Elle le sent plus qu’à demi conquis, prêt à affronter toutes les tortures physiques de la lointaine captivité, mais tremblant, se dérobant encore devant la torture morale de la parade d’exécution, de la cérémonie sauvage, solennelle, où, devant l’armée et tout un peuple, son infamie sera proclamée, où l’inique arrêt sera concrété en d’affreux symboles, où son épée sera brisée, ses galons arrachés, quand il défilera, dépouillé des marques visibles et tangibles de l’honneur, sous les huées et la haine.

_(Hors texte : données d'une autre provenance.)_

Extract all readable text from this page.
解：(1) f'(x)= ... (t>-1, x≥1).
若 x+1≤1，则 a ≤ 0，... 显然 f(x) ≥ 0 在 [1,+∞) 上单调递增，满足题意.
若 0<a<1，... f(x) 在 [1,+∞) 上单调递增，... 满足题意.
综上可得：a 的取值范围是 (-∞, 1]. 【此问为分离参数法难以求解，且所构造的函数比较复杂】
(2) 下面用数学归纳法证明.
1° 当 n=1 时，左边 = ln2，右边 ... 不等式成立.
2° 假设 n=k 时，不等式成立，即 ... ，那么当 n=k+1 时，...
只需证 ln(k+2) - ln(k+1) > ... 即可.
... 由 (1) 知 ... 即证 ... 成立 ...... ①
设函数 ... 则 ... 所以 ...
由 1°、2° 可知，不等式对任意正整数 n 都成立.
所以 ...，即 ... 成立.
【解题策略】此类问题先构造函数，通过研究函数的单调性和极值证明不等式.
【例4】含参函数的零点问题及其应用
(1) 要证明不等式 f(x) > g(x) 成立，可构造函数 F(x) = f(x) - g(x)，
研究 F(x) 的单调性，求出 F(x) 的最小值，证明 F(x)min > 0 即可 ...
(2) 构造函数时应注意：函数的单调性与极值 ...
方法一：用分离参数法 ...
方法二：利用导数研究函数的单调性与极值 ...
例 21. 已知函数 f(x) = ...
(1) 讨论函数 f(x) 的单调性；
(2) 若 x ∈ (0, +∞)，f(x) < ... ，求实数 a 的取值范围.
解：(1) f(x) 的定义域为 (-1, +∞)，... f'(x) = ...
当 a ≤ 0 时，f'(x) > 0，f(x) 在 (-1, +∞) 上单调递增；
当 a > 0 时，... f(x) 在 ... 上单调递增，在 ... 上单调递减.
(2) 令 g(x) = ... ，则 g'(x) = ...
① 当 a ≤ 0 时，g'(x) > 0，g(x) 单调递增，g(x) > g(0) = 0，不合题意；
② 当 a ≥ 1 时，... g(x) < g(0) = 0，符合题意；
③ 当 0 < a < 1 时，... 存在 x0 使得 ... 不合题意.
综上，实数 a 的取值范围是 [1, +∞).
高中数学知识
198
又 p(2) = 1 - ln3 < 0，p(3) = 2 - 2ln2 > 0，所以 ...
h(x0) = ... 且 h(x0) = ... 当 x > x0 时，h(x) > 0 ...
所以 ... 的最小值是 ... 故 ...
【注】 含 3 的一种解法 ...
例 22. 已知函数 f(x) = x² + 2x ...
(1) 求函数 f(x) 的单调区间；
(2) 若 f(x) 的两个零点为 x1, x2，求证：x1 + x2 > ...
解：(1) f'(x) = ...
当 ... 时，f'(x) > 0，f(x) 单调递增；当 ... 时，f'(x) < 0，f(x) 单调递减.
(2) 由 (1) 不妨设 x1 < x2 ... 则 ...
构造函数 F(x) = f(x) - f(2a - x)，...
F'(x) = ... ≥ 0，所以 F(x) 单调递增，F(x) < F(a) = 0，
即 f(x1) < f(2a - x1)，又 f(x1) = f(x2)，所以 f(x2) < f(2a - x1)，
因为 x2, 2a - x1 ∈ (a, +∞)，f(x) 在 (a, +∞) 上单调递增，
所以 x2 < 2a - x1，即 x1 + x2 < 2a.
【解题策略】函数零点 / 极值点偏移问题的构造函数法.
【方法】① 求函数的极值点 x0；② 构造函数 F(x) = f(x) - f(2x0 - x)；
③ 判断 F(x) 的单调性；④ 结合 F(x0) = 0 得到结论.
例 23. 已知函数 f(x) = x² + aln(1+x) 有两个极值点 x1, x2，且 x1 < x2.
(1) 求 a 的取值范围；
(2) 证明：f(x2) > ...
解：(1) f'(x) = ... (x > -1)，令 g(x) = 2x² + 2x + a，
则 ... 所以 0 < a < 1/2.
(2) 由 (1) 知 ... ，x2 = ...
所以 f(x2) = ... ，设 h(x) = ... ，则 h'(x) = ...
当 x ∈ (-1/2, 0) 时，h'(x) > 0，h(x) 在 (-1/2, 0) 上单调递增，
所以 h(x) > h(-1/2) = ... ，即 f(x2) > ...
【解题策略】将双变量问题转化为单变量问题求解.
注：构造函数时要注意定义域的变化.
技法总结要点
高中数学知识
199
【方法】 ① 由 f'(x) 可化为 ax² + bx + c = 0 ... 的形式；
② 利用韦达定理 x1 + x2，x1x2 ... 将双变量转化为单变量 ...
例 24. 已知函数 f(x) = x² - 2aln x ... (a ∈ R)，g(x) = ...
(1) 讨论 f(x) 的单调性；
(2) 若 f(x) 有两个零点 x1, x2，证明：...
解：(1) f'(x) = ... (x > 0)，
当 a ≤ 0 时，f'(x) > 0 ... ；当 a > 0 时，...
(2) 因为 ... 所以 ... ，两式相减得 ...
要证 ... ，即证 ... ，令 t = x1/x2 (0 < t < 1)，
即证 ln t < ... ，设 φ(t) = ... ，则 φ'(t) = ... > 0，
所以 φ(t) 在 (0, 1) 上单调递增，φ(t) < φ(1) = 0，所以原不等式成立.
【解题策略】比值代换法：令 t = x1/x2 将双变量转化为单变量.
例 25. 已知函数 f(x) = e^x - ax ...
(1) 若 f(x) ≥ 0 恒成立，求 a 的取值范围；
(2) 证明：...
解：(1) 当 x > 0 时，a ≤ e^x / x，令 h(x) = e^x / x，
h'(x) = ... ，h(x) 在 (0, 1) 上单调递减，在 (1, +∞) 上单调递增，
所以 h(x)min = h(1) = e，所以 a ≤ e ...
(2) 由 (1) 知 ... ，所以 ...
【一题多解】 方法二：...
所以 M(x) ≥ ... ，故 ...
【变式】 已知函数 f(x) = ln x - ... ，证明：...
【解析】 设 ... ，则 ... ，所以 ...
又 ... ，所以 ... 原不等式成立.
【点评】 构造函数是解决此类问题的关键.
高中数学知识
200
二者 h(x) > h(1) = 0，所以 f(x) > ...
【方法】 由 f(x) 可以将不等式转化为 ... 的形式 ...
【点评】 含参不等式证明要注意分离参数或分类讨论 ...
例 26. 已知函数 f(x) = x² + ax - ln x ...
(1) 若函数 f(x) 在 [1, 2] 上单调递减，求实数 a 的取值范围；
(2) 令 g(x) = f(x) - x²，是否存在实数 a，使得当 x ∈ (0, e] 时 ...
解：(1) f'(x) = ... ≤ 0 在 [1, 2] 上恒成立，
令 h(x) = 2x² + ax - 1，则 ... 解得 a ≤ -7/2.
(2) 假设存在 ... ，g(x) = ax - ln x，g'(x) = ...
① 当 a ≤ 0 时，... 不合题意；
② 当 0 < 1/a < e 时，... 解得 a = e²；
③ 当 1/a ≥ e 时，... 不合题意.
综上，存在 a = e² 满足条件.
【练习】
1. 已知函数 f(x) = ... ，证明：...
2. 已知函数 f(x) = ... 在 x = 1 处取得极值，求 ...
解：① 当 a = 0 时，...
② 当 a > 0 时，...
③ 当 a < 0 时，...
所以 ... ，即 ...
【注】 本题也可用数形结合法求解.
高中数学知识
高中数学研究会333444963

Et, bravement, elle rompt le silence sur cette vision qui la hante et le hante. C’est encore un don qu’elle lui demande, une preuve d’amour, de supporter pour elle ce supplice : « La peine qui va t’être infligée est odieuse ; promets-moi que tu la supporteras courageusement… Imagine-toi que c’est un autre que toi que l’on déshonore ; accepte le châtiment immérité ; accepte-le pour moi, donne-moi ce témoignage d’affection, donne-le à tes enfants ; ils t’en seront reconnaissants un jour… Mon cher adoré, il faut que tu te résignes à tout, que tu supportes les terribles épreuves qui t’attendent. »

Enfin, il jure de vivre, d’aller, fort et fier, au supplice[1] : « Ton héroïsme me gagne… Je lutterai donc jusqu’à mon dernier souffle, jusqu’à ma dernière goutte de sang… Sentant ton cœur battre près du mien, je supporterai tous les martyres, toutes les humiliations, sans courber la tête. Ta pensée, ma chérie, me donne les forces nécessaires… Les femmes sont supérieures à nous ; j’essaierai d’être digne de toi. Oui, ce serait une

  1. Il le dit à Rennes : « Si je suis allé au supplice, c’est grâce à Mme Dreyfus qui m’a indiqué mon devoir ; si je suis ici, c’est à elle que je le dois. » (Rennes, III, 108.)